Je remercie les députés de cet accueil chaleureux. Le projet que je représente poursuivait un objectif : démontrer qu'il est possible à un avion de décoller, de charger ses batteries en vol grâce à l'énergie solaire, et de passer la nuit en l'air grâce aux réserves accumulées. L'expérience a duré une nuit, mais elle aurait pu être perpétuelle car l'appareil ne connaît pas de limite – à l'inverse, il est vrai, du pilote.
Or, ces technologies sont celles d'hier puisque le prototype a été conçu il y a deux ans. Leur utilisation réduirait de moitié l'énergie nécessaire à la vie sur la planète, et elle permettrait de produire 50 % du reliquat à partir de sources renouvelables. Pourquoi alors ces technologies ne sont-elles pas disponibles sur le marché ? Il me semble que deux éléments permettent de l'expliquer.
En premier lieu, je citerai un facteur psychologique. Tout ne va pas si mal : nous sommes tous vaguement conscients des échéances énergétiques et climatiques, mais elles demeurent dans une perspective lointaine et rien ne les transcrit dans notre quotidien. L'automobile électrique, l'éclairage par des diodes électroluminescentes (DEL), l'habitation à énergie positive, tout ceci est possible, mais l'entreprise qui déciderait une mise en vente massive à destination du grand public déséquilibrerait le marché. Je pense, par conséquent, que le recours à une norme prescriptive s'impose pour enclencher un mouvement d'ensemble.
En second lieu, il se produit une confusion de sens entre le prix et le coût. Le prix d'un kilowattheure d'électricité photovoltaïque reflète son coût. Ce n'est pas le cas du prix des hydrocarbures : personne n'intègre le coût de reconstitution de la ressource, les dommages induits par les marées noires, les conséquences des conflits déclenchés pour son contrôle, etc.

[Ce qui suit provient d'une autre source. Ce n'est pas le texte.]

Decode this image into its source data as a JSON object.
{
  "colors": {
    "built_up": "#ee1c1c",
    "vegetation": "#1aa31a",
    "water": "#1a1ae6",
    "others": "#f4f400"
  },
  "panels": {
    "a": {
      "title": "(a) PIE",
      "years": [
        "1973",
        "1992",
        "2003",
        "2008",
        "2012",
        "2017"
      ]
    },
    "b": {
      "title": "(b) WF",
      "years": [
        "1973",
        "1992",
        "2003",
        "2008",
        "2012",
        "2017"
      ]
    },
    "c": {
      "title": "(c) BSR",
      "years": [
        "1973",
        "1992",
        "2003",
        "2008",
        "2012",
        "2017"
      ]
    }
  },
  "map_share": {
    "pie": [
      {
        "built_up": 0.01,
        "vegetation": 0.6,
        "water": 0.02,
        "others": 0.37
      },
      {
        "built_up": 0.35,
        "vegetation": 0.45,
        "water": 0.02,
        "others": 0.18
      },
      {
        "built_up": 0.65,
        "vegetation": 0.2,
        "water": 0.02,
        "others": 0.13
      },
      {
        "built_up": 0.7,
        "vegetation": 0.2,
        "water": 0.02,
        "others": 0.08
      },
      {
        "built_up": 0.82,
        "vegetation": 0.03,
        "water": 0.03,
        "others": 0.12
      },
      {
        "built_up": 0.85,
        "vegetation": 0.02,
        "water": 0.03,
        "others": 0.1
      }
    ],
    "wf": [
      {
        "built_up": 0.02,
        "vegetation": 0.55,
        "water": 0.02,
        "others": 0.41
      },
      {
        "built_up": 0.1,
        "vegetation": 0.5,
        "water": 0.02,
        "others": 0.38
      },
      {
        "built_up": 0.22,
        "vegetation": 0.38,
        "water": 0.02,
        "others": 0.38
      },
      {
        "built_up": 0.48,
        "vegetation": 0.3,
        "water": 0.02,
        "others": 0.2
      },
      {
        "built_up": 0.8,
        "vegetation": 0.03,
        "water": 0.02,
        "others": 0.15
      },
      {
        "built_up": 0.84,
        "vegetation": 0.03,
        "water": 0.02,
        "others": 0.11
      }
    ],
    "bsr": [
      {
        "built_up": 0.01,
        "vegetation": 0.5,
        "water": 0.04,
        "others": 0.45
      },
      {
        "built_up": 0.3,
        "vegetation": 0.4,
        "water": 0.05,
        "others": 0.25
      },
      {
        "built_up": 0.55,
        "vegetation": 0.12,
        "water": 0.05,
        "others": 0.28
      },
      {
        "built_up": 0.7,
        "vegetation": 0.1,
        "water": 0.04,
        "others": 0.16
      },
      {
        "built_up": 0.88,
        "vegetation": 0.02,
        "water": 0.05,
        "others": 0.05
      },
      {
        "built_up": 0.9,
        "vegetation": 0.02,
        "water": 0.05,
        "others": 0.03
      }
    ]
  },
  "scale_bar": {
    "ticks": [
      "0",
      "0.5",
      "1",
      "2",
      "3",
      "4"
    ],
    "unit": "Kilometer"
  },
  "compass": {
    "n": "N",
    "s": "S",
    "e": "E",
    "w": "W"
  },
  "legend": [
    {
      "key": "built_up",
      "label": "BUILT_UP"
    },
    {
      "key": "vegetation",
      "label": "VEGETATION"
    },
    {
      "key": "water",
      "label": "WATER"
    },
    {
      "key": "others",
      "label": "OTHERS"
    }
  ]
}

Lorsque le projet a été mis en oeuvre, notre principale préoccupation a été l'économie d'énergie. Si notre aéronef était un avion « normal », il n'aurait pu prendre son envol car avec 64 mètres il a l'envergure… d'un A 340 ! En revanche il ne pèse pas plus lourd qu'une voiture, c'est-à-dire 1 600 kilos, et sa consommation d'énergie a été cantonnée à un niveau extrêmement bas, puisqu'en équivalent pétrole notre vol du 21 septembre 2010 n'a pas plus consommé qu'un scooter dont le moteur aurait tourné pendant le temps de vol de 36 heures. Cette démarche m'apparaît comme symbolique de ce que nous voudrions faire pour notre monde, pour lequel la baisse de la consommation d'énergie reste le premier des défis.
Je ne fais par atavisme que faire perdurer une tradition familiale de défense de l'environnement, mon grand-père et mon père ayant, chacun en leur temps, oeuvré dans ce sens, à des époques où la protection de l'environnement coûtait cher et était difficile à faire accepter par l'opinion publique. Aujourd'hui en revanche, cette protection est tout à fait abordable puisque la technologie est là : j'ai coutume de dire que nous avons bâti Solar Impulse non grâce aux techniques de demain ni à celles d'aujourd'hui, mais bien grâce à celles d'hier puisqu'il a été conçu en 2004.
Au-delà de ce projet, cette baisse de coût offre à mon sens de formidables opportunités pour le développement durable, en matière d'emploi, d'amélioration des balances commerciales et de baisse du chômage. Chaque euro dépensé sur un territoire national en faveur des énergies renouvelables permet de tirer profit de ces opportunités et de faire baisser le déficit commercial. Il m'apparaît que le développement durable est d'abord un développement économique et industriel d'une forme nouvelle dont l'impact sur l'environnement est réduit. Notre initiative a consisté à lancer un débat sur le développement durable et les énergies renouvelables, et à en faire un catalyseur.
Je suis très heureux de pouvoir maintenant répondre à vos questions, car je vois dans ma présence aujourd'hui la réalisation d'un de mes rêves secrets et une preuve supplémentaire de la réussite de notre « Vol de nuit ».